I guess one can find a little "dark humor" in the end of the video when they flashed this disclaimer:
NOTE TO VIEWER
Please remember that some of the concepts described in this show are, at this stage, just that: ideas and possibilities that will be tested and explored as the vision for Lake Las Vegas Resort continues to evolve.
I have a feeling Ron Boeddeker and California-based Transcontinental Corporation did not consider foreclosure (even of their development, and only then for Atalon Group, the company that took over in 2007, to file for Chapter 11 Bankruptcy in 2008!), an abandoned hotel, a shuttered casino, three closed golf courses, and a nearly empty shopping center as great "ideas and possibilities"... But nonetheless, that's what testing everyone in Lake Las Vegas today.
Marianne Freeman, who owns Tesoro, a home furnishings and accessories store, blames the slowdown in the village on the bankruptcy buzz.
“When the news of the bankruptcy information hit last year, the perception by the local clients was that Lake Las Vegas is closed,” she said. “People stopped coming out.”
Some residents shrug off the depressing scene.
“I don’t think what’s going on in our community is any different from what is going on in the rest of Las Vegas,” SouthShore Homeowners Association President Vicki Hafen Scott said.
Her custom-home neighborhood is one of 19 in Lake Las Vegas, where home prices range from $365,000 to $3.3 million, according to SalesTraq.
During 2005-06, 10 custom homes were selling a month, SalesTraq President Larry Murphy said.
In 2009, custom-home sales slowed to fewer than one a month.
Home Builders Research President Dennis Smith said the difference between Lake Las Vegas and Summerlin, whose developer is also in bankruptcy, is Summerlin’s varied offerings.
“Historically, Lake Las Vegas has targeted one small segment of the spectrum and that is your luxury buyer or investor. When the market went bad and you don’t have that diversity, it’s going to affect you more,” Smith said.
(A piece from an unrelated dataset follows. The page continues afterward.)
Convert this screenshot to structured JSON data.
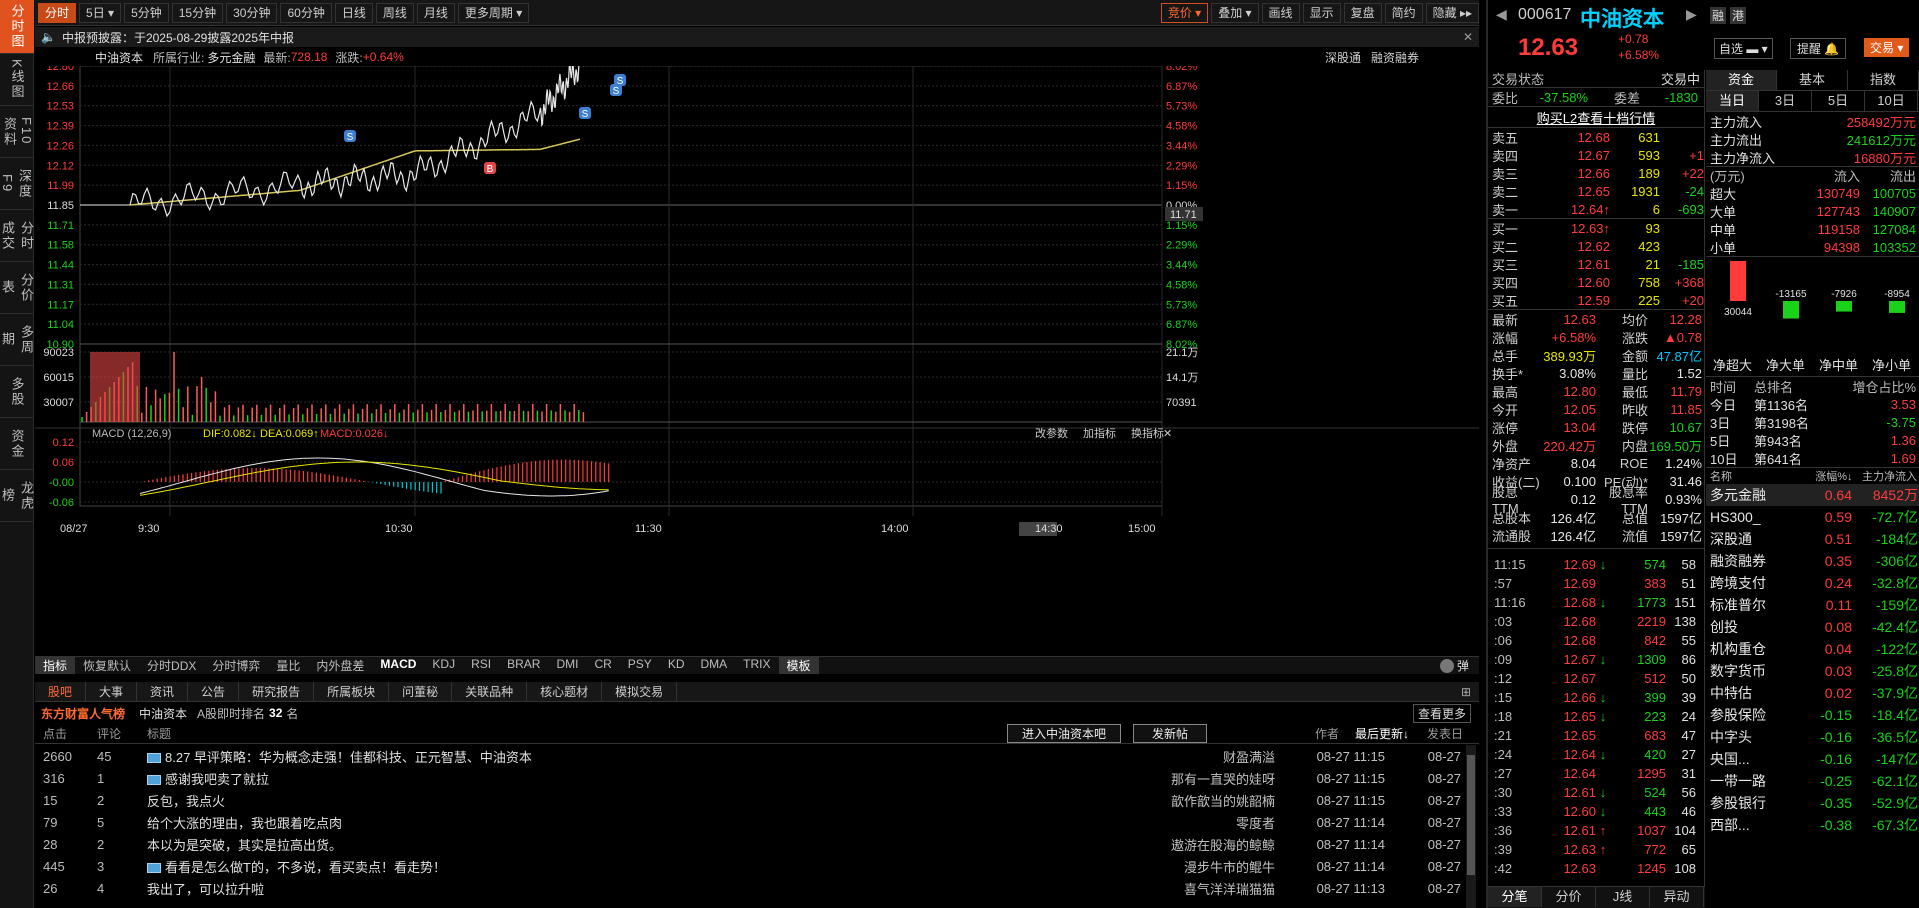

So what's to blame for Lake Las Vegas' many troubles today? Is it simply the bad economy, or was it a bad plan from the get-go? Are all the naysayers who told Ron Boeddeker in the 1980s that his dream of a grand lake in the middle of an uninhabited desert proving to be postmodern Cassandras?
Or should we just pay more attention to my favorite philosopher... LADY GAGA!!!!
OK, so I use whatever excuse I can to slip one of her awesomely fabulous vids in my diaries. But really, are we plagued by the monster again? You know, the monster of unsustainable exurban sprawl and overall environmental waste. Now yes, real efforts are being made to make Southern Nevada a more sustainable place to live, work, and play...
But how the hell does a synthetic lake in the middle of an otherwise uninhabited stretch of desert fit into the "sustainable development, smart growth" equation? Lake Las Vegas stakeholders, including the City of Henderson and SNWA, really need to think about real, workable answers to this tough question.
And hey, since we're talking about sustainability, what about the economic sustainability of this place. The Vegas Gang discussed the (lack of) tourist appeal in staying in a remote "village" some 17 miles away from the endless party on The Strip, and Steve Friess has chronicled the hot mess of this place for some time. And when one thinks about it, it just becomes even more difficult to understand: What's the appeal to tourists coming to Las Vegas? Why would they fly into Las Vegas just to get away from Las Vegas?
Going back to Dennis Smith's comments, it's really difficult for me to see a way out for Lake Las Vegas since it mostly appeals to uber-high-end vacationers and part-time "residents". And unless they're really attracted to that lake, they can already either find comfortable suburban luxury in the more convenient gated communities of Red Rock Country Club and MacDonald Highlands, or make the ultimate "status statement" by buying one of the (bargain priced!) penthouse condos on or near The Strip at CityCenter or one of the Turnberry communities.
So what is the future of Lake Las Vegas? Honestly, I keep trying to find an answer myself. All I know right now is that residents and shop owners there have some tough questions to consider, and our government and local developers will have to think long and hard on how to avoid any more environmental and economic catastrophes of this proportion.